Et si rien ne se passe encore ?

Il peut faire appel à la Régie pour forcer le propriétaire à intervenir ou demander une diminution de loyer pendant la période où il estime avoir été troublé. Tout sera évalué selon la preuve soumise. Rien dans la loi ne spécifie à partir de quel nombre de décibels on dérange ses voisins.

Un propriétaire peut-il empêcher un locataire de travailler chez lui ?

Quand on signe un bail résidentiel, on doit utiliser son logement à des fins résidentielles. Mais une personne peut travailler de la maison pour en tirer un bénéfice, si ses activités ne dérangent pas.
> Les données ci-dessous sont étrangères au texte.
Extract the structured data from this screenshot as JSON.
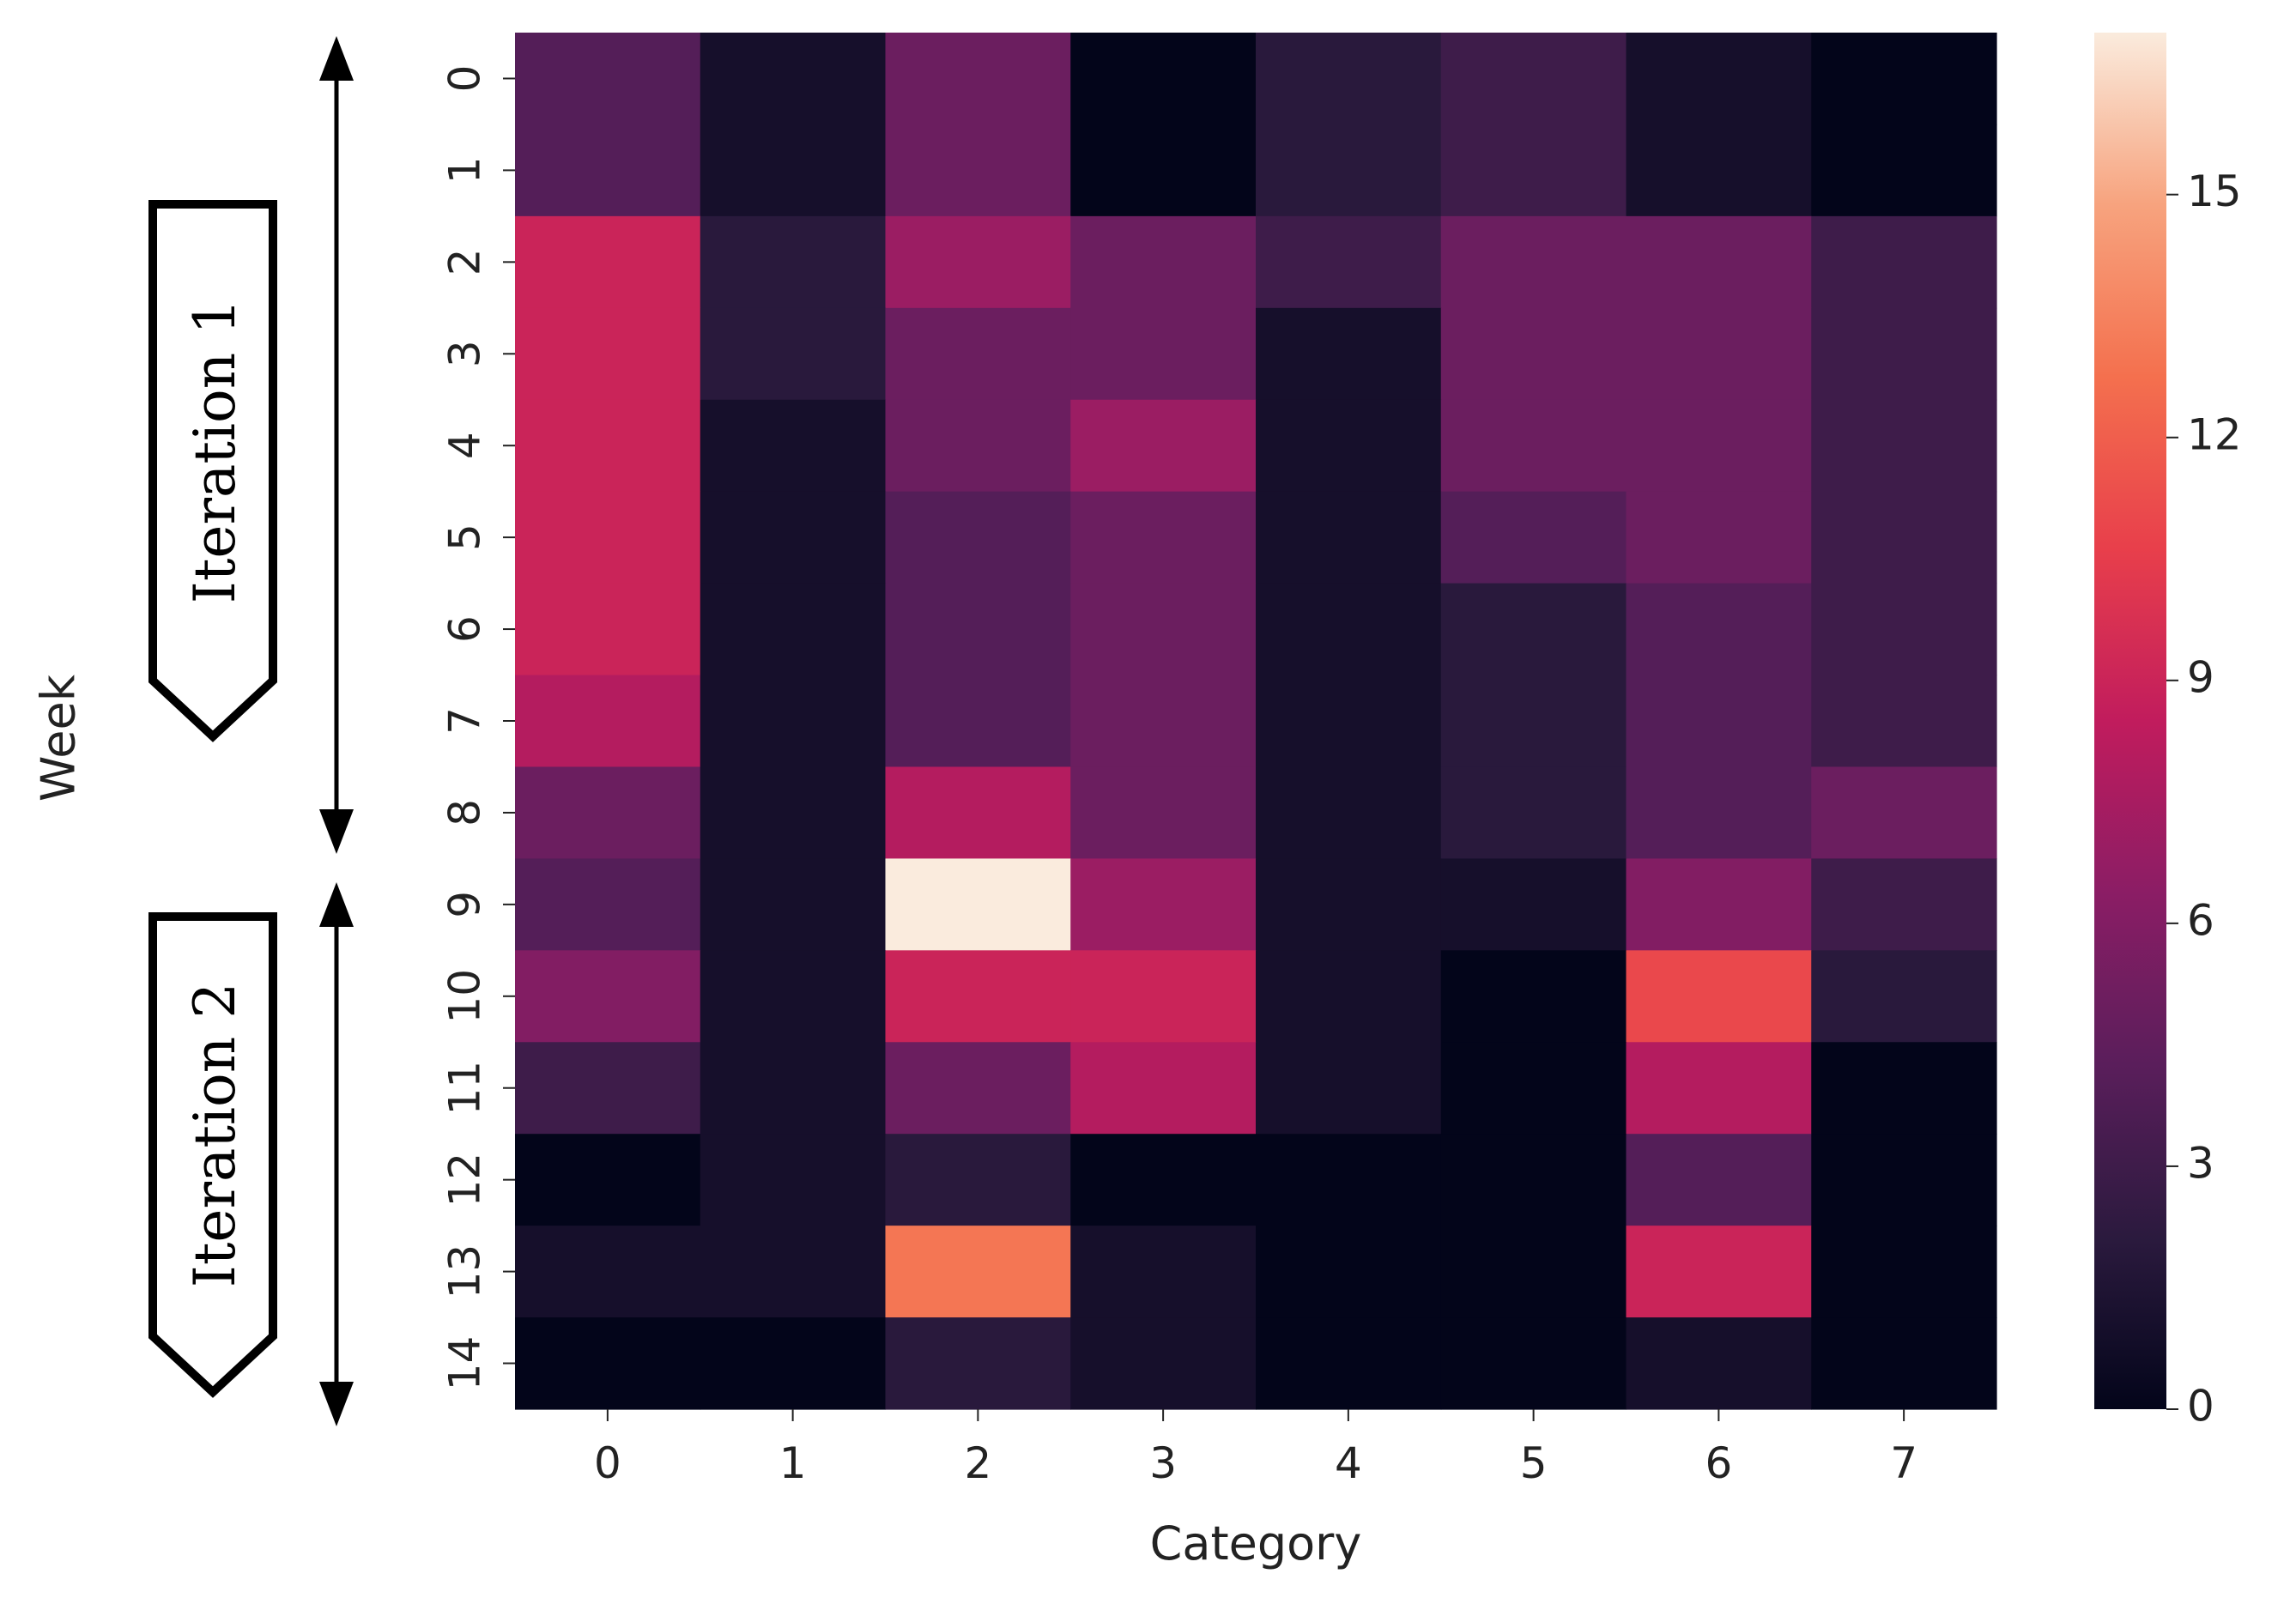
{
  "chart_data": {
    "type": "heatmap",
    "title": "",
    "xlabel": "Category",
    "ylabel": "Week",
    "x_categories": [
      "0",
      "1",
      "2",
      "3",
      "4",
      "5",
      "6",
      "7"
    ],
    "y_categories": [
      "0",
      "1",
      "2",
      "3",
      "4",
      "5",
      "6",
      "7",
      "8",
      "9",
      "10",
      "11",
      "12",
      "13",
      "14"
    ],
    "values": [
      [
        4,
        1,
        5,
        0,
        2,
        3,
        1,
        0
      ],
      [
        4,
        1,
        5,
        0,
        2,
        3,
        1,
        0
      ],
      [
        9,
        2,
        7,
        5,
        3,
        5,
        5,
        3
      ],
      [
        9,
        2,
        5,
        5,
        1,
        5,
        5,
        3
      ],
      [
        9,
        1,
        5,
        7,
        1,
        5,
        5,
        3
      ],
      [
        9,
        1,
        4,
        5,
        1,
        4,
        5,
        3
      ],
      [
        9,
        1,
        4,
        5,
        1,
        2,
        4,
        3
      ],
      [
        8,
        1,
        4,
        5,
        1,
        2,
        4,
        3
      ],
      [
        5,
        1,
        8,
        5,
        1,
        2,
        4,
        5
      ],
      [
        4,
        1,
        17,
        7,
        1,
        1,
        6,
        3
      ],
      [
        6,
        1,
        9,
        9,
        1,
        0,
        11,
        2
      ],
      [
        3,
        1,
        5,
        8,
        1,
        0,
        8,
        0
      ],
      [
        0,
        1,
        2,
        0,
        0,
        0,
        4,
        0
      ],
      [
        1,
        1,
        13,
        1,
        0,
        0,
        9,
        0
      ],
      [
        0,
        0,
        2,
        1,
        0,
        0,
        1,
        0
      ]
    ],
    "colorbar": {
      "min": 0,
      "max": 17,
      "ticks": [
        0,
        3,
        6,
        9,
        12,
        15
      ]
    },
    "colormap_stops": [
      "#03051a",
      "#2b1a3e",
      "#5a1e5b",
      "#8b1d65",
      "#c11c5d",
      "#e83f4b",
      "#f4704e",
      "#f7a37e",
      "#faebdd"
    ],
    "annotations": [
      {
        "label": "Iteration 1",
        "rows": [
          0,
          8
        ]
      },
      {
        "label": "Iteration 2",
        "rows": [
          9,
          14
        ]
      }
    ]
  }
}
Toutefois, si vous êtes un pigiste et que vous recevez beaucoup de clients, qui créent un va-et-vient constant, il se peut que cela trouble la jouissance paisible des lieux.

Un propriétaire peut-il inspecter un logement comme bon lui semble ?

Puisqu'il doit assurer l'habitabilité des lieux, la loi lui permet d'accéder au logement pour différentes raisons balisées, comme vérifier l'état des lieux ou faire des travaux. Mais le Code civil dit bien qu'il doit aviser le locataire au moins 24 heures à l'avance, sauf en cas d'urgence. Dans ce cas, il doit frapper à la porte, tenter de joindre le locataire, et s'il n'obtient pas de réponse, il peut entrer.

Le propriétaire peut-il imposer ses exigences de propreté au locataire ?

Le locataire doit maintenir son logement propre, mais s'il estime que le propriétaire a des demandes exagérées et qu'il n'a rien à se reprocher, il aura des recours. Le locateur ne peut pas user de harcèlement de manière à restreindre la jouissance paisible des lieux.